Looking: Wrestling with the Image

by Nicholas Laughlin on January 25, 2011

I Am Not Afraid to Fight a Perfect Stranger, by John Cox

Detail of I Am Not Afraid to Fight a Perfect Stranger, by John Cox (2009, acrylic on canvas). Image courtesy Nadia Huggins

Wrestling with the Image: Caribbean Interventions, an exhibition of contemporary Caribbean art, curated by Christopher Cozier and Tatiana Flores, opened on 21 January, 2011, at the Art Museum of the Americas in Washington, DC, and runs until 10 March. It includes work by thirty-six artists from twelve Caribbean countries and the international diaspora.

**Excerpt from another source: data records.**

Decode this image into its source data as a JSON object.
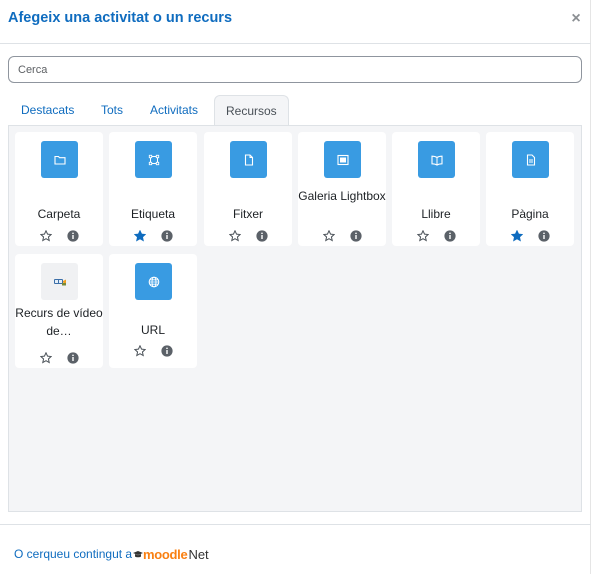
{
  "header": {
    "title": "Afegeix una activitat o un recurs",
    "close_label": "×"
  },
  "search": {
    "placeholder": "Cerca"
  },
  "tabs": [
    {
      "label": "Destacats",
      "active": false
    },
    {
      "label": "Tots",
      "active": false
    },
    {
      "label": "Activitats",
      "active": false
    },
    {
      "label": "Recursos",
      "active": true
    }
  ],
  "resources": [
    {
      "name": "Carpeta",
      "icon": "folder-icon",
      "starred": false
    },
    {
      "name": "Etiqueta",
      "icon": "label-icon",
      "starred": true
    },
    {
      "name": "Fitxer",
      "icon": "file-icon",
      "starred": false
    },
    {
      "name": "Galeria Lightbox",
      "icon": "gallery-icon",
      "starred": false
    },
    {
      "name": "Llibre",
      "icon": "book-icon",
      "starred": false
    },
    {
      "name": "Pàgina",
      "icon": "page-icon",
      "starred": true
    },
    {
      "name": "Recurs de vídeo de…",
      "icon": "video-resource-icon",
      "starred": false
    },
    {
      "name": "URL",
      "icon": "url-globe-icon",
      "starred": false
    }
  ],
  "footer": {
    "link_text": "O cerqueu contingut a",
    "logo_moodle": "moodle",
    "logo_net": "Net"
  },
  "colors": {
    "accent": "#0f6cbf",
    "icon_bg": "#399be2",
    "star_filled": "#0f6cbf",
    "moodle_orange": "#f98012"
  }
}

In his catalogue essay, Cozier writes:

I got the idea for the name of this exhibition while looking at a series of images by John Cox, with titles such as I Am Not Afraid to Fight a Perfect Stranger. We see the artist rendering himself in training, at the starting block, as a runner, as a boxer or sometimes as a wrestler. He presents himself, in various combative postures and sequences, as a contender, but with an image of himself. This entanglement or engagement of the other-self, a shadow or mirror image, is an ongoing story. Will these selves ever merge and find cohesion, or will one be split asunder in the search for “true” self-consciousness and awareness? The Caribbean artist is always in competition with a long history of expedient labelling of their world and their very selves — externally and also internally.

You can download the exhibition’s e-catalogue here, and a review of Wrestling with the Image will appear in the CRB in the coming weeks.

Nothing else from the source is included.